After a moderately relaxing cigar, during which I found out that my day’s dinner workup was dashed and I’d have to come up with something else, I decided to try the poi. I also opened the kimchee, on the logic that if the poi was too awful a single bite of kimchee ought to clear away the taste. If not, I could have poi for dinner with a side of kimchee. Couldn’t lose. I extracted a mostly-thawed corner of the mauve block and popped it into my mouth.
I’d like to report that it was delicious, or gross, or weird-tasting, or even ralphtacular. Those would betray your trust. Reality was far blander; one might even call it the ultimate in bland. Compared to this stuff, Wonder Bread is a flavor burst. So is plain pasta. I’m serious. So far as I could tell, poi has no taste at all. It’s completely neutral. It had the consistency of fine hummus, but less flavor than plain steamed rice or even plain tofu. It didn’t smell bad; it didn’t taste bad.
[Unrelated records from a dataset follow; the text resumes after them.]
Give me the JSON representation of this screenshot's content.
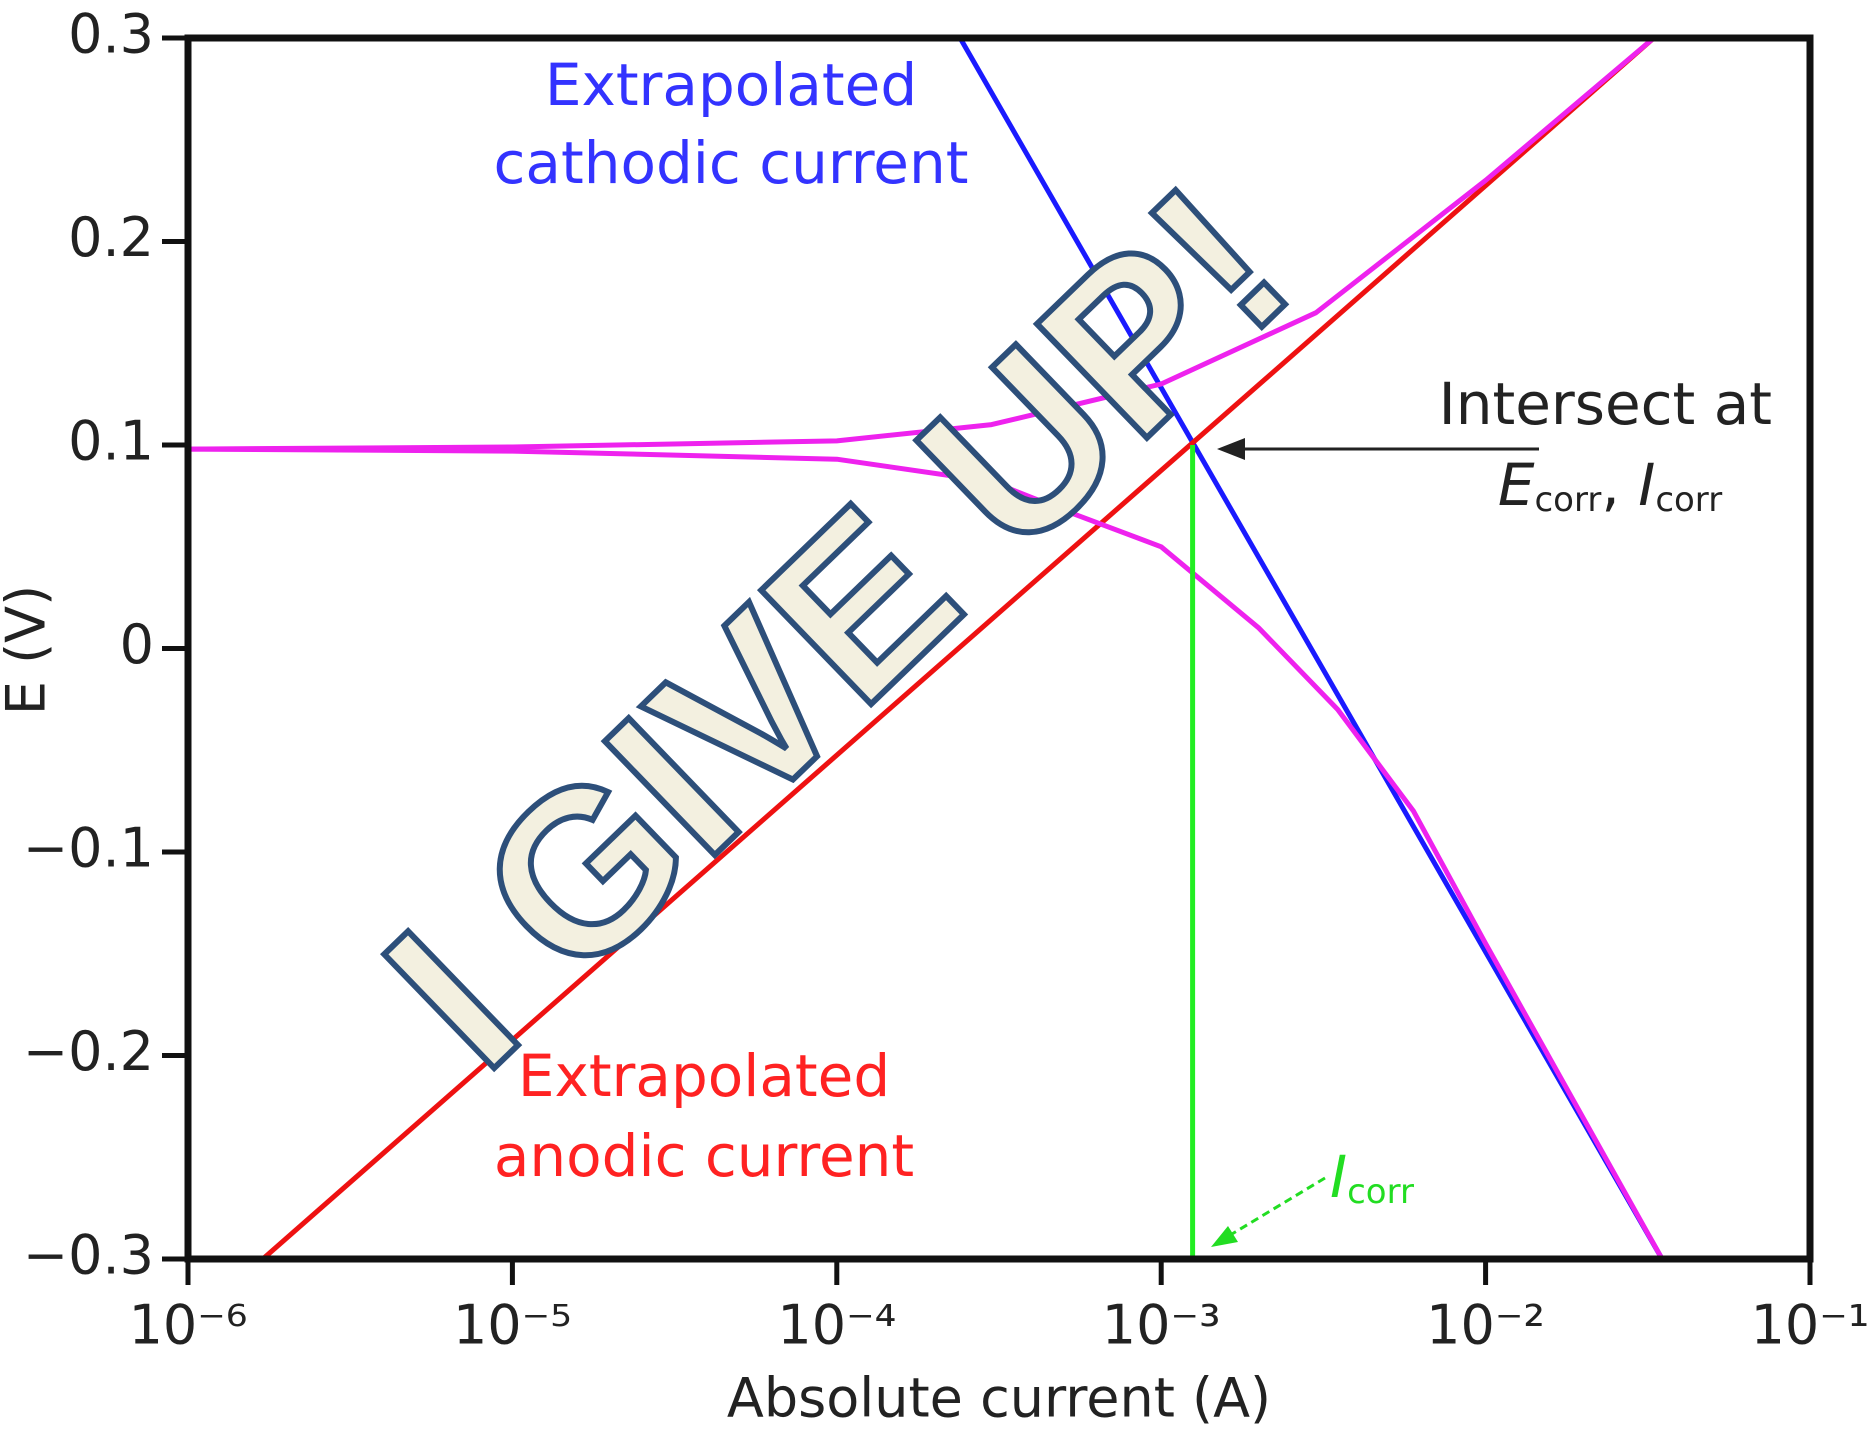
{
  "chart_data": {
    "type": "line",
    "xlabel": "Absolute current (A)",
    "ylabel": "E (V)",
    "xscale": "log",
    "xlim": [
      1e-06,
      0.1
    ],
    "ylim": [
      -0.3,
      0.3
    ],
    "xticks": [
      {
        "value": 1e-06,
        "label": "10⁻⁶"
      },
      {
        "value": 1e-05,
        "label": "10⁻⁵"
      },
      {
        "value": 0.0001,
        "label": "10⁻⁴"
      },
      {
        "value": 0.001,
        "label": "10⁻³"
      },
      {
        "value": 0.01,
        "label": "10⁻²"
      },
      {
        "value": 0.1,
        "label": "10⁻¹"
      }
    ],
    "yticks": [
      {
        "value": -0.3,
        "label": "−0.3"
      },
      {
        "value": -0.2,
        "label": "−0.2"
      },
      {
        "value": -0.1,
        "label": "−0.1"
      },
      0,
      0.1,
      0.2,
      0.3
    ],
    "grid": false,
    "series": [
      {
        "color": "#1a1aff",
        "x": [
          0.00024,
          0.035
        ],
        "values": [
          0.3,
          -0.3
        ]
      },
      {
        "color": "#ee1111",
        "x": [
          1.7e-06,
          0.033
        ],
        "values": [
          -0.3,
          0.3
        ]
      },
      {
        "color": "#ee22ee",
        "x": [
          1e-06,
          1e-05,
          0.0001,
          0.0003,
          0.001,
          0.003,
          0.01,
          0.033
        ],
        "values": [
          0.098,
          0.099,
          0.102,
          0.11,
          0.13,
          0.165,
          0.23,
          0.3
        ]
      },
      {
        "color": "#ee22ee",
        "x": [
          1e-06,
          1e-05,
          0.0001,
          0.0003,
          0.0005,
          0.001,
          0.002,
          0.0035,
          0.006,
          0.01,
          0.035
        ],
        "values": [
          0.098,
          0.097,
          0.093,
          0.082,
          0.068,
          0.05,
          0.01,
          -0.03,
          -0.08,
          -0.145,
          -0.3
        ]
      },
      {
        "color": "#22ee22",
        "x": [
          0.00125,
          0.00125
        ],
        "values": [
          -0.3,
          0.1
        ]
      }
    ],
    "annotations": {
      "cathodic": [
        "Extrapolated",
        "cathodic current"
      ],
      "anodic": [
        "Extrapolated",
        "anodic current"
      ],
      "intersect": {
        "text": "Intersect at",
        "e": "E",
        "e_sub": "corr",
        "sep": ", ",
        "i": "I",
        "i_sub": "corr"
      },
      "icorr": {
        "i": "I",
        "sub": "corr"
      }
    },
    "watermark": "I GIVE UP!"
  }
}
It didn’t smell like or taste like anything. It has about the flavor of distilled water.
I am still trying to determine how someone sat down one day and said, “Hey, maybe if we pound this root up into purple paste, it’ll be edible.” Maybe you have to grow up with it. It does, however, explain why Hawai’ians have so embraced Spam: if this was the alternative, any would treat Spam like a boon from on high.
Anyway, I tried it so you don’t have to unless you feel driven. It won’t hurt you, but it probably will not leave you wanting another dose.